Une nationale à l’approche d’une ville moyenne de Corée : Miryang. Pour certains le nom de cette ville symbolise l’alliance du soleil et du secret. Pour d’autres, il ne s’agit que d’une cité ordinaire. À la périphérie de cette ville, une femme et son enfant attendent une dépanneuse. Comme pour jouer, l’enfant fait le mort sur le bas-côté. À moins que l’idée de quitter Séoul pour venir vivre dans cette bourgade provinciale ne l’enchante guère. Trop petit peut-être pour comprendre qu’ils accomplissent là le rêve du père récemment décédé accidentellement. À savoir, s’installer dans la ville natale de ce dernier pour repartir à zéro. Malgré les bruits et les regards complaisants entourant leur arrivée dans la ville, l’installation de Shin-ae, et de son fils se fait en douceur, « Moderato cantabile » – comme pourrait le murmurer Shin-ae lors de ses cours de piano. Plus qu’accueillant car loin d’être désintéressé, le garagiste du coin leur ouvre même les (petites) portes de cet univers mi-urbain mi-provincial. Mais l’adage est connu : un malheur n’arrive jamais tout seul. Un soir, l’enfant disparaît, kidnappé. À partir de là, le déroulement scénaristique du film accumulera jusqu’à l’épuisement les rebondissements les plus outranciers. L’enfer s’ouvre en effet sous les pieds de Shin-ae et n’en finira plus de l’absorber. Douleur animale, ferveur religieuse, crise agnostique, dépravation sexuelle et folie pure la traversent. Une traversée existentielle que nous finissons nous par suivre avec ennui, voire agacement, tellement Lee Chang-dong semble vouloir nous faire otages des flux émotionnels saturant l’écran. Focalisé sur l’expérience intérieure de Shin-ae, cette « brebis égarée » cherchant à tout prix une issue pour tourner le dos à la sidération l’accablant, le récit de Secret Sunshine manque indéniablement de demi-teintes.
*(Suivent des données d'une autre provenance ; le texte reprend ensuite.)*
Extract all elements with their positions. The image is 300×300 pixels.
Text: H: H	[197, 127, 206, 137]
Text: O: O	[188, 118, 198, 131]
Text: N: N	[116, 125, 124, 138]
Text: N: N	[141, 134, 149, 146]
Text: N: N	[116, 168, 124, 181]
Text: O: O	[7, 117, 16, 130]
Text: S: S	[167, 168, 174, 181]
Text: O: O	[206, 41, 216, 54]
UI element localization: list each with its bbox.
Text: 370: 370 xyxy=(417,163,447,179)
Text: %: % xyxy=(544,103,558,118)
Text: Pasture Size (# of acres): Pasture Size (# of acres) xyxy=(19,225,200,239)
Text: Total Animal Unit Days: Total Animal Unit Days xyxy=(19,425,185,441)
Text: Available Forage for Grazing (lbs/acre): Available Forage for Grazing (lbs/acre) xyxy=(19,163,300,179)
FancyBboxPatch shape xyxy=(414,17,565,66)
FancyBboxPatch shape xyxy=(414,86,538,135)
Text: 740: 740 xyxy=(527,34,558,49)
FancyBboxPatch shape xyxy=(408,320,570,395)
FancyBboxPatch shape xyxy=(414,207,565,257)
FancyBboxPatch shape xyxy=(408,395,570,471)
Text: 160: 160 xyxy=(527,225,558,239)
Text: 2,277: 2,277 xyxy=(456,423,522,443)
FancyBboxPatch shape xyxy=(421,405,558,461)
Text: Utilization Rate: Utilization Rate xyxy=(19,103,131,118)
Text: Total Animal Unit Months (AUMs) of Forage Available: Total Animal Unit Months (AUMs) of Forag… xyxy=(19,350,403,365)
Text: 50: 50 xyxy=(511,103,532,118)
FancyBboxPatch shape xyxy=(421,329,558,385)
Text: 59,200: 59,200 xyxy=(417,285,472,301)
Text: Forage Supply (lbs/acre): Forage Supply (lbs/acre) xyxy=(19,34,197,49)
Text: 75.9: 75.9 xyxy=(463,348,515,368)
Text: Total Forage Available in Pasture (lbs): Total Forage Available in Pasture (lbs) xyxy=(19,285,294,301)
Et Dieu dans tout ça ? Bientôt, le destin de cette femme ne semble qu’un prétexte pour explorer le bienfondé du pouvoir de la religion à sauver les âmes perdues. Filmées sur un mode documentaire frôlant la caricature, les séquences de prières déroutent. Le point de vue de Lee Chang-dong sur la question religieuse est-il à ce point incertain qu’il se refuse à asseoir un propos cohérent ? Toujours est-il qu’en proposant à la fois une vision bienheureuse – voire simplette (le metteur en scène ne l’aura pas volé, lui qui explique s’être « efforcé de choisir des têtes aussi sympathiques que possible pour les rôles de chrétiens » (?!)) – et désenchantée du protestantisme sud-coréen, le film aboutit à un non-lieu : ni la foi, ni le suicide, ce geste-offense à la morale religieuse donc, ne seraient voies de rédemption possible.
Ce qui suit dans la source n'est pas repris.